Big Horn County, Wyoming

Jim "Big Jim" Bluejacket
Items submitted by Carole Hill Martin
Pekin, Ill.

JimBluejacket

Jim "Big Jim" Bluejacket was born in Oklahoma, half white and half Cherokee Indian.
In 1911, he moved to Pekin, IL. to be a pitcher forPekin's semi-pro baseball team. In Pekin, he met and
 married Jennie Piro, my mother's oldest sister. He played for several semi-pro teams and played in
the big leagues for a couple of years.
   One of the semi-pro teams he played for was located in Greybull, Wyoming. I guess he and Jennie must have liked it there because they made it their home away from home.

team pic

1- Nagle, 2 Kimpling, p 3 Bluejacket, p 4 Moore, c 5 Holla, 1st
6 Aktond, c 7 Bristow, rf 8 Eddlemon, p 9 Kelley, p 10 Reagan, ss
11 Garrity, 3rd 12 Keltus, lf 13 Crawford, 2nd

 

 

 bluejacket_1914pic        

           His brother, Lewis Bluejacket, holding Jimmy Bluejacket
Jim_brother_andjimmybluejacket
       Jim & Jennie were the parents of two sons, Fred and Jimmy, who were raised in Pekin, IL
while Big Jim traveled. Fred was a pretty fair baseball pitcher himself. 

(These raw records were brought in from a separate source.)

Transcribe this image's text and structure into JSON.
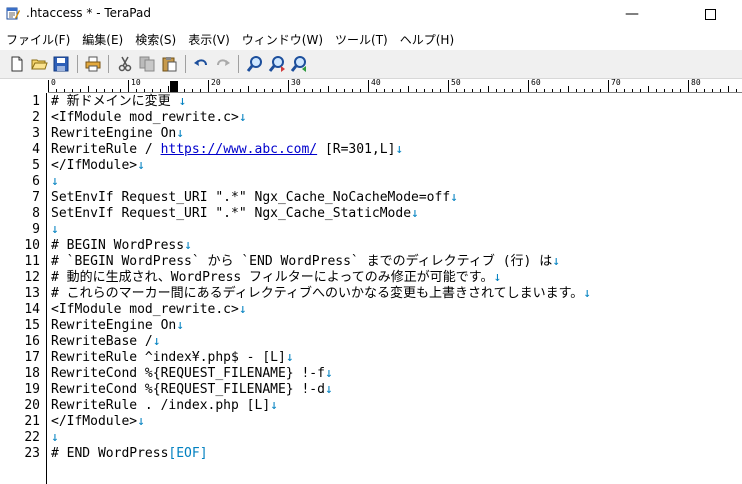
{
  "window": {
    "title": ".htaccess * - TeraPad",
    "minimize_glyph": "—"
  },
  "menu": [
    {
      "label": "ファイル(F)"
    },
    {
      "label": "編集(E)"
    },
    {
      "label": "検索(S)"
    },
    {
      "label": "表示(V)"
    },
    {
      "label": "ウィンドウ(W)"
    },
    {
      "label": "ツール(T)"
    },
    {
      "label": "ヘルプ(H)"
    }
  ],
  "toolbar": {
    "icons": [
      "new-file-icon",
      "open-folder-icon",
      "save-icon",
      "print-icon",
      "cut-icon",
      "copy-icon",
      "paste-icon",
      "undo-icon",
      "redo-icon",
      "find-icon",
      "find-next-icon",
      "find-prev-icon"
    ]
  },
  "ruler": {
    "labels": [
      "0",
      "10",
      "20",
      "30",
      "40",
      "50",
      "60",
      "70",
      "80"
    ]
  },
  "editor": {
    "newline_marker": "↓",
    "eof_marker": "[EOF]",
    "lines": [
      {
        "no": "1",
        "text": "# 新ドメインに変更 "
      },
      {
        "no": "2",
        "text": "<IfModule mod_rewrite.c>"
      },
      {
        "no": "3",
        "text": "RewriteEngine On"
      },
      {
        "no": "4",
        "text": "RewriteRule / ",
        "link": "https://www.abc.com/",
        "after": " [R=301,L]"
      },
      {
        "no": "5",
        "text": "</IfModule>"
      },
      {
        "no": "6",
        "text": ""
      },
      {
        "no": "7",
        "text": "SetEnvIf Request_URI \".*\" Ngx_Cache_NoCacheMode=off"
      },
      {
        "no": "8",
        "text": "SetEnvIf Request_URI \".*\" Ngx_Cache_StaticMode"
      },
      {
        "no": "9",
        "text": ""
      },
      {
        "no": "10",
        "text": "# BEGIN WordPress"
      },
      {
        "no": "11",
        "text": "# `BEGIN WordPress` から `END WordPress` までのディレクティブ (行) は"
      },
      {
        "no": "12",
        "text": "# 動的に生成され、WordPress フィルターによってのみ修正が可能です。"
      },
      {
        "no": "13",
        "text": "# これらのマーカー間にあるディレクティブへのいかなる変更も上書きされてしまいます。"
      },
      {
        "no": "14",
        "text": "<IfModule mod_rewrite.c>"
      },
      {
        "no": "15",
        "text": "RewriteEngine On"
      },
      {
        "no": "16",
        "text": "RewriteBase /"
      },
      {
        "no": "17",
        "text": "RewriteRule ^index¥.php$ - [L]"
      },
      {
        "no": "18",
        "text": "RewriteCond %{REQUEST_FILENAME} !-f"
      },
      {
        "no": "19",
        "text": "RewriteCond %{REQUEST_FILENAME} !-d"
      },
      {
        "no": "20",
        "text": "RewriteRule . /index.php [L]"
      },
      {
        "no": "21",
        "text": "</IfModule>"
      },
      {
        "no": "22",
        "text": ""
      },
      {
        "no": "23",
        "text": "# END WordPress",
        "eof": true
      }
    ]
  }
}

After baseball, Jim traveled around the world working for Standard Oil. He lived in Aruba for many years working for Standard Oil and promoting youth baseball in that country.

 

The Casper Tribune-Herald
[probably written around 1943/44 - submitted by Carole Hill Martin - transcribed by K. Torp]

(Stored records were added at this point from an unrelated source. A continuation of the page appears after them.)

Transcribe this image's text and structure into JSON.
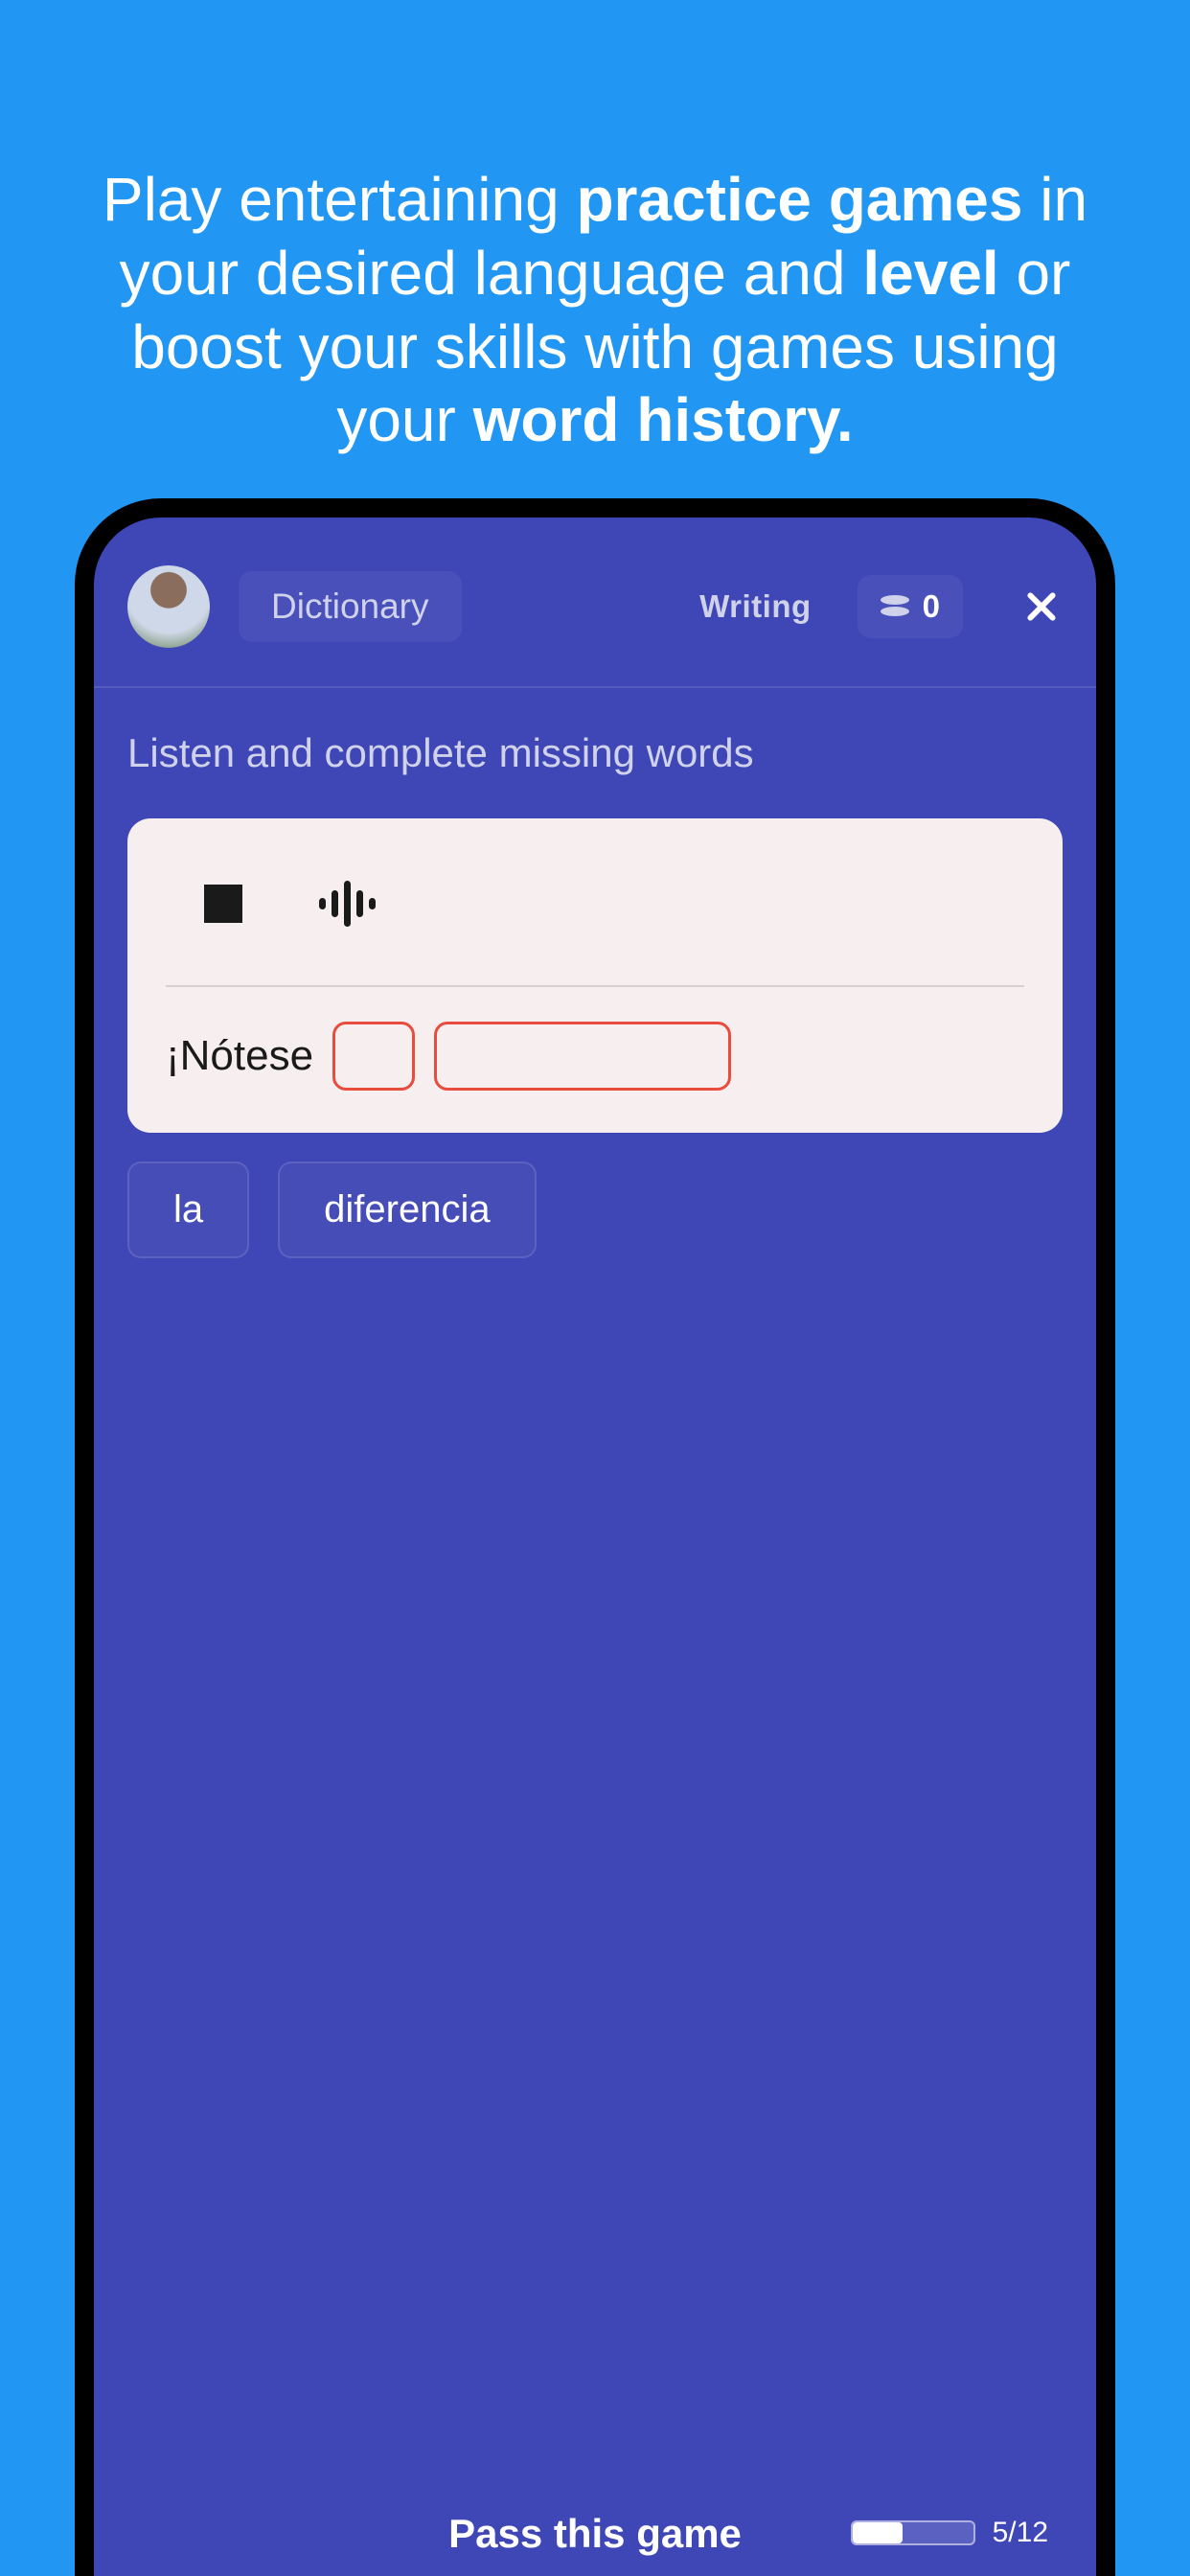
{
  "promo": {
    "p1": "Play entertaining ",
    "b1": "practice games",
    "p2": " in your desired language and ",
    "b2": "level",
    "p3": " or boost your skills with games using your ",
    "b3": "word history.",
    "p4": ""
  },
  "header": {
    "dictionary_label": "Dictionary",
    "mode_label": "Writing",
    "coin_count": "0"
  },
  "instruction": "Listen and complete missing words",
  "sentence": {
    "prefix_word": "¡Nótese"
  },
  "chips": [
    "la",
    "diferencia"
  ],
  "footer": {
    "pass_label": "Pass this game",
    "progress_current": 5,
    "progress_total": 12,
    "progress_text": "5/12",
    "progress_percent": "41.6%"
  }
}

Beating Casper was Job Given Greybull Hurler
Jim Bluejacket, Former Midwest League Star, Visits Here on Return from Aruba

"Can you beat Casper?"
That was the only question put to big Jim Bluejacket, only major league hurler on record to win a game without pitching a ball, when he signed up with the Greybull club of the Midwest league back in 1920.

Jim did not offer any guarantee in answer to the jocose query voiced by B.L. Warren, head of the Greybull plant of the Midwest Refining company. He made good, however, and did a spectacular job of it, as older baseball fans will recall, and it was just one of the incidents of which he was reminded here yesterday.

In Casper with Mrs. Bluejacket on their way from Aruba to reestablish their home in Greybull after being retired from oil refinery work, Jim was in a reminiscent mood. He talked over old times with John and Rolla Mapel, former rival moundsmen who helped pitch Casper to the league pennant, and with other old friends and acquaintances. He recounted the origin of an association of 23 years ago that won him many friends and has drawn him back to Wyoming.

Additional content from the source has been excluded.